Luis Aparicio is the first Venezuelan-born player to be elected to the the Baseball Hall of Fame. Click here to see a video from fellow shortstop and countryman Omar Vizquel speaking about Aparicio, Dave Concepcion, and himself and what they mean to their homeland.
The American League stolen base leader for each of his first nine years, Aparicio hit the ground running soon after his big league debut. Little Louie was also an all star in seven of his first nine seasons and ten overall.
The nine-time Gold Glover and 1966 World Series champ with the Orioles finished his 18-year playing career with 2,677 hits and 506 stolen bases.
In the collection is this contract from before his big league debut. The deal is for an item purchased by thousands of fans. For years souvenir stands at MLB stadiums offered baseballs with stamped signatures of the home team. This contract, signed by Aparicio, is for the shortstop to have his autograph appear on those balls.
The terms of the contract? Aparicio received one cent per ball sold. Interestingly Aparicio signed the contract on March 1, 1956 but would not debut in the big leagues until nearly a month later on April 17, 1957.
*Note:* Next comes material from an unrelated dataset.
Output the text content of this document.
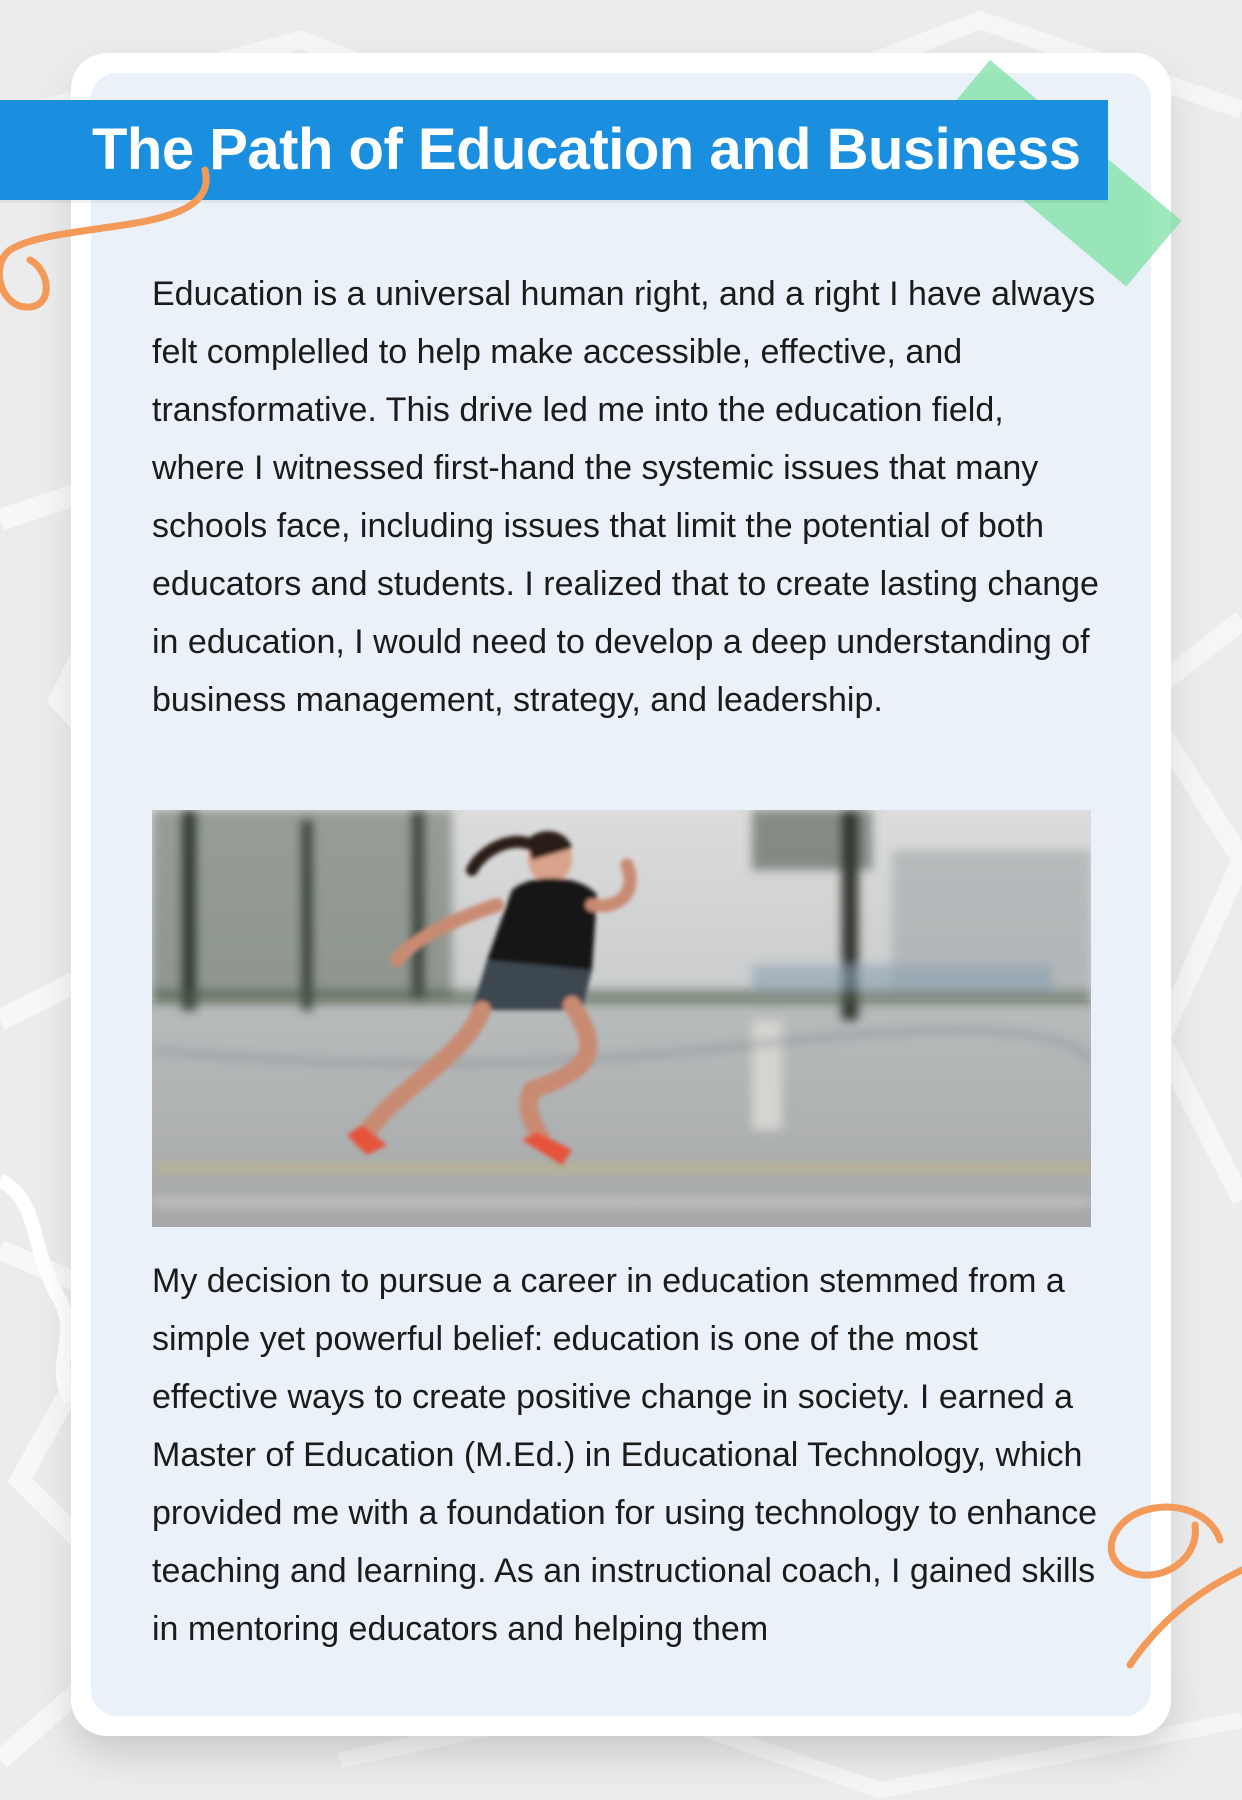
The Path of Education and Business

Education is a universal human right, and a right I have always felt complelled to help make accessible, effective, and transformative. This drive led me into the education field, where I witnessed first-hand the systemic issues that many schools face, including issues that limit the potential of both educators and students. I realized that to create lasting change in education, I would need to develop a deep understanding of business management, strategy, and leadership.

My decision to pursue a career in education stemmed from a simple yet powerful belief: education is one of the most effective ways to create positive change in society. I earned a Master of Education (M.Ed.) in Educational Technology, which provided me with a foundation for using technology to enhance teaching and learning. As an instructional coach, I gained skills in mentoring educators and helping them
After a career that spanned from 1956 to 1973, Aparicio found a home in Cooperstown. His Hall of Fame plaque reads, “Regular shortstop for all of his 18 seasons. Set career records for most games played (2,581), chances accepted (12,564), and double plays (1,553), by a shortstop, and has the most A.L. putouts (4,548). Led A.L. in fielding 8 times. Topped league in steals his first 9 seasons, beginning stolen base renaissance. A.L. Rookie of the Year in 1956.”